Restrictions Seven Days Earlier Would Have Prevented Over 20,000 Fatalities, Covid Investigation Determines
A critical government report into Britain's handling to the pandemic emergency has concluded which the reaction was "too little, too late," noting that implementing confinement measures just one week before could have saved over twenty thousand fatalities.
Primary Results of the Investigation
Documented in more than seven hundred and fifty sections spanning two reports, the results paint a consistent picture showing hesitation, inaction and a seeming inability to understand lessons.
The narrative regarding the start of the coronavirus in the first months of 2020 has been described as notably harsh, describing February as being "a month of inaction."
Government Errors Highlighted
- It questions the reasons why the UK leader failed to chair a single meeting of the emergency response team in that period.
- Measures to the pandemic essentially stopped over the school break.
- By the second week of that March, the state of affairs was "nearly disastrous," due to inadequate strategy, insufficient testing and thus little understanding about the extent to which Covid had circulated.
What Could Have Been
While recognizing the fact that the choice to implement confinement was without precedent and exceptionally hard, enacting other action to reduce the transmission of Covid earlier would have allowed such measures might have been avoided, or at least have been less lengthy.
By the time restrictions was necessary, the inquiry authors stated, if it had been enforced on March 16, projections suggested that might have lowered the number of lives lost in England in the first wave of the virus by almost half, representing 23,000 deaths prevented.

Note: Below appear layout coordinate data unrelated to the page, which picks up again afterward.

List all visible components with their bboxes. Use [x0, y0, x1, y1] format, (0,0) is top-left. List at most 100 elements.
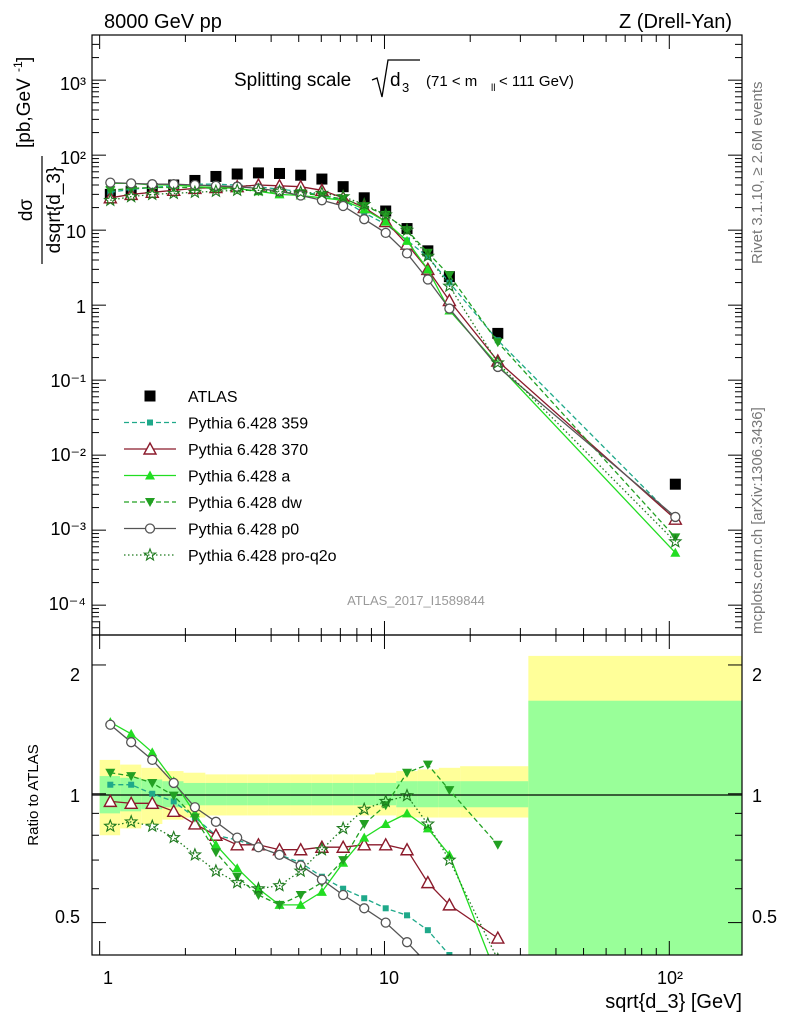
ratio-1-point	[442, 897, 457, 911]
ratio-band-green	[332, 782, 354, 806]
series-5-point	[444, 303, 455, 314]
series-6-point	[123, 188, 139, 203]
ratio-0-point	[149, 790, 156, 797]
legend-entry-6: Pythia 6.428 pro-q2o	[124, 547, 337, 565]
x-tick-label-10: 10	[379, 968, 399, 988]
y-axis-label: dσ dsqrt{d_3} [pb,GeV -1 ]	[11, 57, 65, 264]
ratio-band-green	[247, 782, 269, 806]
ratio-2-point	[147, 747, 158, 757]
series-6-point	[490, 355, 505, 369]
y-tick-label-1e-2: 10⁻²	[50, 445, 86, 465]
ratio-2-point	[210, 839, 221, 849]
series-line-6	[110, 189, 676, 543]
y-tick-label-1e-4: 10⁻⁴	[49, 594, 86, 614]
series-4-point	[492, 338, 503, 348]
ratio-1-point	[293, 842, 308, 856]
ratio-1-point	[490, 930, 505, 944]
ratio-series-3	[105, 760, 503, 910]
ratio-3-point	[168, 791, 179, 801]
series-5-point	[359, 214, 370, 225]
legend-label-0: ATLAS	[188, 389, 238, 406]
ratio-4-point	[423, 960, 432, 969]
x-tick-label-100: 10²	[657, 968, 683, 988]
legend-entry-3: Pythia 6.428 a	[124, 469, 290, 486]
title-cut-pre: (71 < m	[426, 73, 477, 90]
ratio-0-point	[361, 895, 368, 902]
ratio-5-point	[399, 788, 415, 802]
y-tick-label-1e-3: 10⁻³	[50, 519, 86, 539]
series-5-point	[105, 177, 116, 188]
series-0-point	[492, 327, 504, 339]
series-6-point	[357, 196, 372, 211]
ratio-series-1	[103, 793, 505, 944]
x-tick-label-1: 1	[103, 968, 113, 988]
ratio-tick-label-2-right: 2	[752, 665, 762, 685]
ratio-2-point	[295, 899, 306, 909]
legend-marker-3	[145, 470, 155, 480]
series-layer	[103, 167, 683, 557]
series-0-point	[252, 167, 264, 179]
series-4-point	[422, 248, 433, 258]
ratio-0-point	[107, 781, 114, 788]
series-6-point	[442, 278, 457, 293]
series-line-5	[110, 181, 676, 518]
series-6-point	[420, 248, 436, 263]
ratio-0-point	[128, 781, 135, 788]
ratio-2-point	[316, 886, 327, 896]
ratio-5-point	[251, 881, 266, 895]
ratio-band-green	[290, 782, 312, 806]
main-plot-frame	[91, 34, 743, 636]
ratio-1-point	[399, 842, 415, 856]
rivet-label: Rivet 3.1.10, ≥ 2.6M events	[749, 82, 766, 265]
ratio-2-point	[493, 974, 503, 983]
ratio-5-point	[314, 842, 330, 856]
series-6-point	[251, 182, 266, 197]
ratio-line-1	[110, 800, 499, 939]
series-6-point	[293, 184, 308, 199]
ratio-band-green	[311, 782, 333, 806]
ratio-band-green	[226, 782, 248, 806]
legend-entry-0: ATLAS	[144, 389, 238, 406]
legend-label-1: Pythia 6.428 359	[188, 416, 308, 433]
series-6-point	[103, 192, 118, 207]
ratio-tick-label-2-left: 2	[70, 665, 80, 685]
ratio-4-point	[105, 719, 116, 730]
legend-label-4: Pythia 6.428 dw	[188, 495, 302, 512]
legend-entry-4: Pythia 6.428 dw	[124, 495, 302, 512]
ratio-y-label: Ratio to ATLAS	[25, 744, 42, 845]
ratio-plot-frame	[91, 634, 743, 956]
series-0-point	[316, 173, 328, 185]
ratio-1-point	[123, 795, 139, 810]
ratio-1-point	[378, 837, 393, 851]
legend-entry-1: Pythia 6.428 359	[124, 416, 308, 433]
ratio-0-point	[340, 885, 347, 892]
series-5-point	[232, 181, 243, 192]
ratio-0-point	[446, 952, 453, 955]
legend-label-2: Pythia 6.428 370	[188, 442, 308, 459]
ratio-tick-label-0.5-right: 0.5	[752, 907, 777, 927]
series-4-point	[444, 271, 455, 281]
series-5-point	[401, 248, 413, 259]
ratio-5-point	[187, 847, 203, 861]
series-6-point	[166, 185, 181, 200]
ratio-4-point	[232, 832, 243, 843]
header-left: 8000 GeV pp	[104, 11, 222, 33]
ratio-3-point	[189, 813, 200, 823]
y-tick-label-1e3: 10³	[60, 74, 86, 94]
series-4-point	[670, 533, 681, 543]
ratio-3-point	[338, 856, 349, 866]
ratio-0-point	[170, 798, 177, 805]
ratio-5-point	[357, 801, 372, 816]
ylabel-unit-close: ]	[14, 57, 35, 62]
ratio-4-point	[380, 917, 391, 928]
plot-title: Splitting scale	[234, 70, 351, 91]
series-6-point	[314, 185, 330, 200]
x-axis-label: sqrt{d_3} [GeV]	[605, 991, 742, 1013]
ratio-band-green	[417, 781, 439, 808]
series-5-point	[670, 511, 681, 523]
ratio-tick-label-0.5-left: 0.5	[55, 907, 80, 927]
ratio-5-point	[166, 830, 181, 844]
ratio-band-green	[460, 781, 529, 808]
ratio-5-point	[442, 852, 457, 867]
ratio-series-5	[103, 788, 499, 955]
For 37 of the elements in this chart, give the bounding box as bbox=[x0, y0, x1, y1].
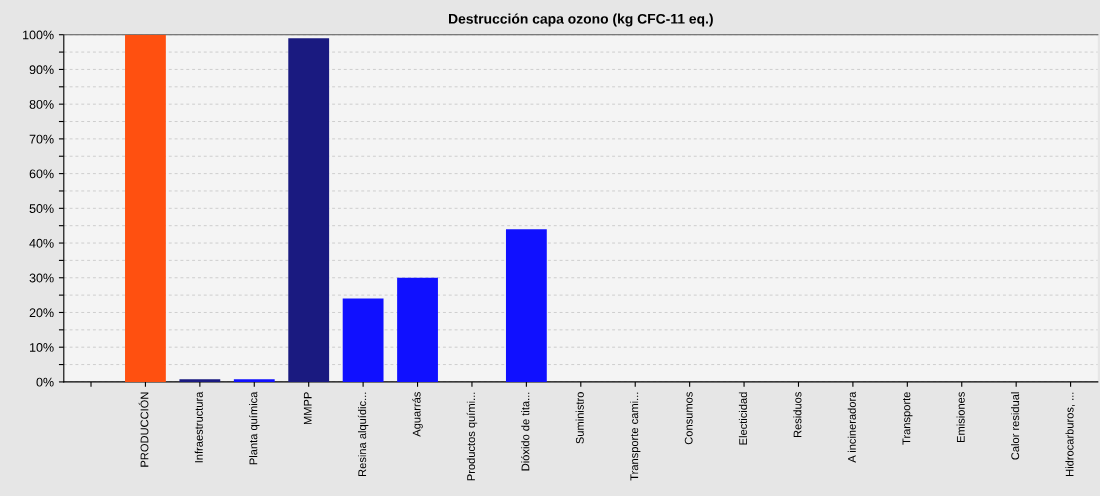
x-tick-label: Dióxido de tita... bbox=[521, 392, 530, 471]
x-tick-label: Productos quími... bbox=[466, 392, 478, 481]
x-tick-label: Suministro bbox=[575, 392, 584, 444]
x-tick-label: Transporte cami... bbox=[630, 392, 641, 481]
x-tick-label: Consumos bbox=[684, 392, 693, 445]
x-tick-label: Transporte bbox=[902, 392, 913, 445]
x-tick-label: A incineradora bbox=[847, 391, 856, 463]
bar bbox=[342, 298, 384, 382]
y-tick-label: 40% bbox=[29, 238, 54, 248]
y-tick-label: 80% bbox=[29, 99, 54, 109]
bar bbox=[397, 277, 438, 382]
bar bbox=[179, 379, 221, 382]
y-tick-label: 50% bbox=[29, 204, 54, 213]
x-tick-label: Hidrocarburos, ... bbox=[1065, 392, 1075, 476]
x-tick-label: Planta química bbox=[249, 391, 260, 465]
x-tick-label: Residuos bbox=[793, 392, 802, 438]
y-tick-label: 60% bbox=[29, 169, 54, 179]
x-tick-label: PRODUCCIÓN bbox=[138, 392, 149, 467]
y-tick-label: 0% bbox=[36, 377, 54, 387]
y-tick-label: 10% bbox=[30, 343, 54, 352]
x-tick-label: Electicidad bbox=[738, 392, 748, 445]
bar bbox=[233, 379, 275, 382]
y-tick-label: 20% bbox=[29, 308, 54, 318]
y-tick-label: 30% bbox=[29, 273, 54, 283]
x-tick-label: Resina alquídic... bbox=[357, 392, 369, 476]
x-tick-label: Calor residual bbox=[1010, 392, 1020, 460]
chart-title: Destrucción capa ozono (kg CFC-11 eq.) bbox=[449, 13, 713, 27]
x-tick-label: Emisiones bbox=[956, 392, 965, 442]
y-tick-label: 70% bbox=[29, 134, 54, 144]
y-tick-label: 100% bbox=[23, 30, 54, 40]
x-tick-label: Infraestructura bbox=[194, 391, 203, 463]
bar bbox=[288, 38, 330, 382]
bar bbox=[125, 34, 166, 382]
x-tick-label: MMPP bbox=[303, 392, 312, 425]
y-tick-label: 90% bbox=[29, 65, 54, 75]
bar bbox=[505, 229, 547, 382]
x-tick-label: Aguarrás bbox=[412, 392, 423, 437]
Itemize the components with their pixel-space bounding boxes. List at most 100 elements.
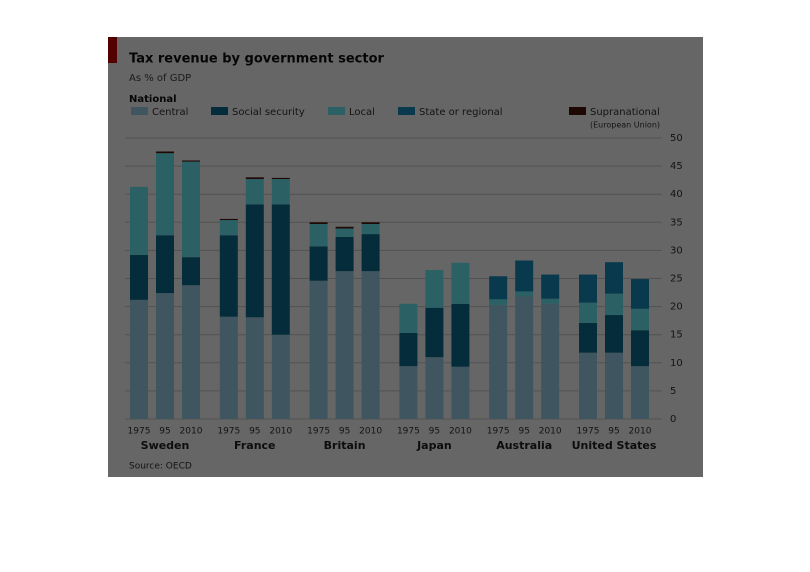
bar-segment <box>130 186 148 255</box>
group-label: Sweden <box>141 439 190 452</box>
bar-segment <box>335 236 354 272</box>
bar-segment <box>515 291 534 297</box>
bar-segment <box>156 151 174 154</box>
bar-segment <box>541 303 560 419</box>
bar-segment <box>361 271 380 419</box>
x-tick-label: 2010 <box>629 427 652 437</box>
bar-segment <box>335 271 354 419</box>
x-tick-label: 95 <box>429 427 440 437</box>
bar-segment <box>156 153 174 236</box>
x-tick-label: 2010 <box>359 427 382 437</box>
legend-label: Central <box>152 107 188 118</box>
bar-segment <box>130 299 148 419</box>
bar-segment <box>631 330 649 367</box>
bar-segment <box>605 315 623 353</box>
legend-swatch <box>569 107 586 115</box>
bar-segment <box>271 177 290 180</box>
legend-label: State or regional <box>419 107 503 118</box>
bar-segment <box>182 257 200 286</box>
bar-segment <box>515 260 534 292</box>
bar-segment <box>631 279 649 309</box>
x-tick-label: 1975 <box>487 427 510 437</box>
legend-swatch <box>398 107 415 115</box>
bar-segment <box>399 366 418 419</box>
x-tick-label: 1975 <box>307 427 330 437</box>
x-tick-label: 95 <box>249 427 260 437</box>
group-label: United States <box>572 439 657 452</box>
y-tick-label: 30 <box>670 245 683 256</box>
y-tick-label: 45 <box>670 161 683 172</box>
y-tick-label: 5 <box>670 386 676 397</box>
x-tick-label: 2010 <box>180 427 203 437</box>
source: Source: OECD <box>129 462 192 472</box>
group-label: Australia <box>496 439 552 452</box>
y-tick-label: 15 <box>670 330 683 341</box>
y-tick-label: 35 <box>670 217 683 228</box>
bar-segment <box>631 366 649 419</box>
bar-segment <box>245 317 264 419</box>
bar-segment <box>541 274 560 299</box>
legend-label: Social security <box>232 107 305 118</box>
x-tick-label: 95 <box>339 427 350 437</box>
bar-segment <box>579 302 597 323</box>
bar-segment <box>579 274 597 303</box>
y-tick-label: 0 <box>670 414 676 425</box>
x-tick-label: 1975 <box>217 427 240 437</box>
y-tick-label: 25 <box>670 274 683 285</box>
chart-title: Tax revenue by government sector <box>129 52 385 67</box>
bar-segment <box>451 262 470 304</box>
bar-segment <box>489 299 508 305</box>
y-tick-label: 20 <box>670 302 683 313</box>
bar-segment <box>182 285 200 419</box>
bar-segment <box>451 366 470 419</box>
bar-segment <box>335 226 354 229</box>
group-label: France <box>234 439 275 452</box>
x-tick-label: 95 <box>518 427 529 437</box>
bar-segment <box>182 160 200 162</box>
bar-segment <box>425 307 444 358</box>
x-tick-label: 2010 <box>539 427 562 437</box>
bar-segment <box>219 220 238 236</box>
x-tick-label: 95 <box>159 427 170 437</box>
bar-segment <box>219 235 238 317</box>
bar-segment <box>425 357 444 419</box>
bar-segment <box>605 262 623 294</box>
x-tick-label: 2010 <box>269 427 292 437</box>
brand-mark <box>108 37 117 63</box>
bar-segment <box>156 293 174 419</box>
bar-segment <box>489 276 508 300</box>
bar-segment <box>182 161 200 258</box>
legend-label: Local <box>349 107 375 118</box>
bar-segment <box>245 179 264 205</box>
bar-segment <box>361 234 380 272</box>
bar-segment <box>425 270 444 308</box>
legend-swatch <box>211 107 228 115</box>
bar-segment <box>335 228 354 237</box>
bar-segment <box>399 333 418 367</box>
bar-segment <box>361 223 380 235</box>
bar-segment <box>605 352 623 419</box>
x-tick-label: 95 <box>608 427 619 437</box>
bar-segment <box>399 303 418 334</box>
legend-swatch <box>131 107 148 115</box>
bar-segment <box>271 179 290 205</box>
chart-subtitle: As % of GDP <box>129 73 191 84</box>
bar-segment <box>541 298 560 304</box>
bar-segment <box>605 293 623 316</box>
bar-segment <box>309 222 328 224</box>
bar-segment <box>156 235 174 294</box>
bar-segment <box>245 204 264 318</box>
bar-segment <box>271 204 290 335</box>
legend-sublabel: (European Union) <box>590 121 660 130</box>
x-tick-label: 1975 <box>577 427 600 437</box>
group-label: Japan <box>416 439 452 452</box>
legend-title: National <box>129 94 177 105</box>
bar-segment <box>271 334 290 419</box>
bar-segment <box>219 218 238 221</box>
y-tick-label: 10 <box>670 358 683 369</box>
bar-segment <box>361 222 380 224</box>
bar-segment <box>579 322 597 353</box>
bar-segment <box>219 316 238 419</box>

The inability to recognize the extent of the threat, or the urgency of response it required, led to that when the chance of a mandatory lockdown was initially contemplated it was already belated and restrictions became necessary.
Ongoing Failures
The investigation also noted that many similar mistakes – responding belatedly and downplaying the speed and impact of the pandemic's progression – occurred again later in 2020, when restrictions were eased and then delayed restored in the face of spreading variants.
The report describes such repetition "unacceptable," stating that officials failed to absorb experience over multiple outbreaks.
Final Count
The United Kingdom endured one of the most severe coronavirus crises in Europe, amounting to around 240,000 pandemic fatalities.
This report is another from the public inquiry covering each part of the handling and handling to Covid, that started two years ago and is scheduled to continue until 2027.